In all, Ridley had seven catches for 146 yards against New Orleans, and his three touchdown catches matched Jones' total for the 2017 season. Factor in Ridley's touchdown catch the week before in a win against the Carolina Panthers, and Ridley certainly appears to be another top target for quarterback Matt Ryan.

"He creates unbelievable separation," Ryan said. "His acceleration out of cuts is really good. His patience for a young receiver versus man-to-man coverage, knowing how to win and the timing of the play - all of that stuff usually takes a long time to learn, and he's been doing it naturally."

Ridley's first time touching the ball against the Saints came at tailback, where he was stopped after taking a pitch from Ryan. His impact at receiver made that gadget play easy to forget.

Ridley said he doesn't know if his big game will lead to more attention from the Bengals' defense.

"I really don't have any idea," he said. "I'm just going to go out there and work and give myself the best chance to produce and give my team the best chance to win."

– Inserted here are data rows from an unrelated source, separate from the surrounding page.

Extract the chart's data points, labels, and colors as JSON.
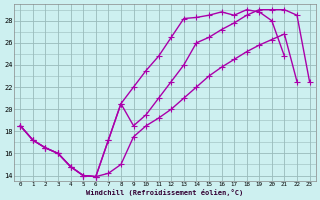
{
  "xlabel": "Windchill (Refroidissement éolien,°C)",
  "bg_color": "#cdf0f0",
  "line_color": "#aa00aa",
  "grid_color": "#99bbbb",
  "xlim": [
    -0.5,
    23.5
  ],
  "ylim": [
    13.5,
    29.5
  ],
  "xticks": [
    0,
    1,
    2,
    3,
    4,
    5,
    6,
    7,
    8,
    9,
    10,
    11,
    12,
    13,
    14,
    15,
    16,
    17,
    18,
    19,
    20,
    21,
    22,
    23
  ],
  "yticks": [
    14,
    16,
    18,
    20,
    22,
    24,
    26,
    28
  ],
  "line1_y": [
    18.5,
    17.2,
    16.5,
    16.0,
    14.8,
    14.0,
    13.9,
    14.2,
    15.0,
    17.5,
    18.5,
    19.2,
    20.0,
    21.0,
    22.0,
    23.0,
    23.8,
    24.5,
    25.2,
    25.8,
    26.3,
    26.8,
    22.5,
    null
  ],
  "line2_y": [
    18.5,
    17.2,
    16.5,
    16.0,
    14.8,
    14.0,
    13.9,
    17.2,
    20.5,
    22.0,
    23.5,
    24.8,
    26.5,
    28.2,
    28.3,
    28.5,
    28.8,
    28.5,
    29.0,
    28.8,
    28.0,
    24.8,
    null,
    null
  ],
  "line3_y": [
    18.5,
    17.2,
    16.5,
    16.0,
    14.8,
    14.0,
    13.9,
    17.2,
    20.5,
    18.5,
    19.5,
    21.0,
    22.5,
    24.0,
    26.0,
    26.5,
    27.2,
    27.8,
    28.5,
    29.0,
    29.0,
    29.0,
    28.5,
    22.5
  ],
  "marker": "+",
  "markersize": 4,
  "linewidth": 1.0
}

Falcons coach Dan Quinn was careful to point out Jones helped to create the scoring opportunities for Ridley in Atlanta's partnership of former University of Alabama receivers and first-round draft picks. Jones was taken sixth overall in 2011, while Ridley was drafted 26th this past spring.

"Usually when you open the book, you're staring at 11," Quinn said of opposing defensive coordinators' worries about Jones, a two-time All-Pro first-team selection. "He's the one who gets your attention right off the bat to say 'OK, how is this man not going to wreck the game?'"

Now Ridley is another big concern for defenses.

Another former Crimson Tide star, Cincinnati cornerback Dre Kirkpatrick, is expected to shadow Jones on Sunday.

Quinn said the strength of Atlanta's rejuvenated offense, which has topped 30 points in back-to-back games, is boasting "multiple guys who have unique skill sets. Fortunately for us, we have a few of those."

The offense may have to carry a bigger load as the Falcons attempt to replace three injured starters on defense. Safety Ricardo Allen was placed on season-ending injured reserve Tuesday with a torn Achilles' tendon sustained against the Saints.

Strong safety Keanu Neal (knee) already was out for the year, and linebacker Deion Jones (foot) also is on injured reserve and must miss at least eight games.